The National Secret Service (Dirección de Inteligencia Nacional, DINA) held political prisoners in detention and torture centers in various parts of the country, including the German community of Colonia Dignidad. About 35,000 people were tortured during the 17 years of the dictatorship. Another 3,000 people are missing. They are known as desaparecidos. Some relatives still do not know what happened to them to this day. Human rights organizations believe that they were arrested or kidnapped by the secret service and then murdered.
Back to democracy
In the 1980s, other countries became aware of the human rights violations of the Pinochet dictatorship. Many called for a return to democracy - including the US government, a major trading partner in Pinochet's time. The repression of political opponents slowly decreased as a result. Oppositionists finally succeeded in founding political parties.
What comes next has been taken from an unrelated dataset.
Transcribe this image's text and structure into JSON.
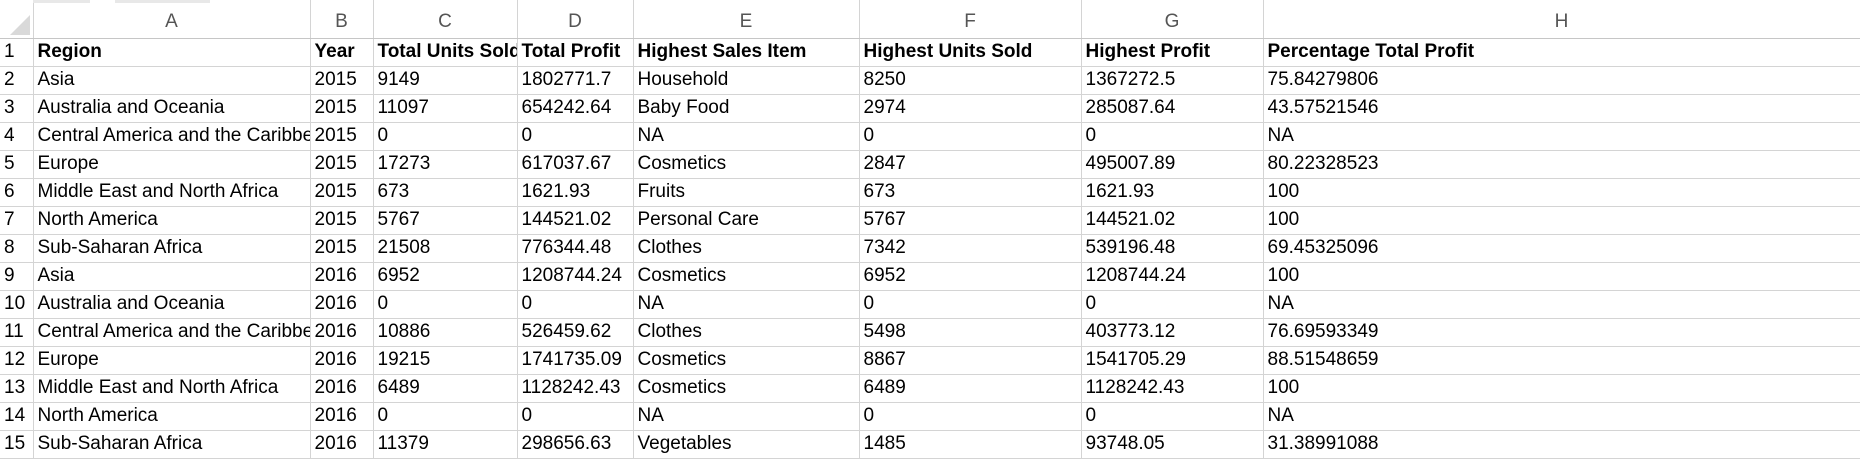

In 1989 the first free elections for almost 20 years took place. The Christian Democrat Patricio Aylwin prevailed.
Before Pinochet left the presidential palace in 1990, he built various clauses into the constitution that made him immune to punishment for his actions. He also remained in command of the army. The ex-president went unpunished until he was arrested in London in 1998 at the request of the Spanish judge Baltasar Garzón. However, as many different countries were involved, the process was repeatedly postponed. Pinochet died on December 10, 2006, at the age of 91, before he was sentenced.
For the following presidents, the Christian Democrats Aylwin and Eduardo Frei and later the socialists Ricardo Lagos and Michelle Bachelet, the Pinochet dictatorship was a difficult legacy obstructed the investigation. Today it is known that around 2,000 of those who disappeared were murdered in the torture centers and prisons, around 1,000 people still disappeared without a trace.